I am trying to understand the openFHE implementation of CKKS bootstrapping and understand the time taken by it. I understand the implementation is of Meta-BTS. When I run the repo example of simple bootstrapping here, I use the below code to understand the time taken for a single bootstrapping (around line-142 of the same code):
auto start = std::chrono::high_resolution_clock::now();
auto ciphertextAfter = cryptoContext->EvalBootstrap(ciph);
auto end = std::chrono::high_resolution_clock::now();
std::cout <<“Time taken for 1 bootstrapping”<< std::chrono::duration_caststd::chrono::milliseconds(end-start).count()<<std::endl;
Each time I run the above, I get the runtime for a single bootstrap somewhere in the range of 3000 ms to 7000 ms, as and when I adjust the level-budget and levelsAvailableAfterBootstrap to adjust the multiplicative depth as per my needs. For an example, I have used ring dimension 2^16 and 128 bit security, level budget = {2,2} and levelsAvailableAfterBootstrap=4 for your reference, and get the above bootstrap time ~2500 ms and log PQ around 1800 bits.

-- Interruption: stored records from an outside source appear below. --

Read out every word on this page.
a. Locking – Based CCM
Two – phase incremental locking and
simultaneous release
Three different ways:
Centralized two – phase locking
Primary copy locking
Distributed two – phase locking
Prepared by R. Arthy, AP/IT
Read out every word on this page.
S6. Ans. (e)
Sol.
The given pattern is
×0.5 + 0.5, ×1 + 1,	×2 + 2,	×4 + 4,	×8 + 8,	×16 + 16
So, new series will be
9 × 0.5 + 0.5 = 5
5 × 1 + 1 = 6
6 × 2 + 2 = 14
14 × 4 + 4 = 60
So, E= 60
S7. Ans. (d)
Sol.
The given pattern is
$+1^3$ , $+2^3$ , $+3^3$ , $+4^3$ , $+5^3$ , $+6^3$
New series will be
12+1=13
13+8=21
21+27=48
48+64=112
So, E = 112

Now, I am running this in my laptop, but where I am confused is if this is the expected timing for running CKKS bootstrapping on CPU. I have not changed anything else in the code except for the ring dimension, security bit, level-budget and levels after bootstrap. The meta-BTS paper mentions the runtime for a single CKKS bootstrap with a single iteration for N=16 to be somewhere around 20-40 seconds! Am I going wrong somewhere? I am not using any optimization anywhere.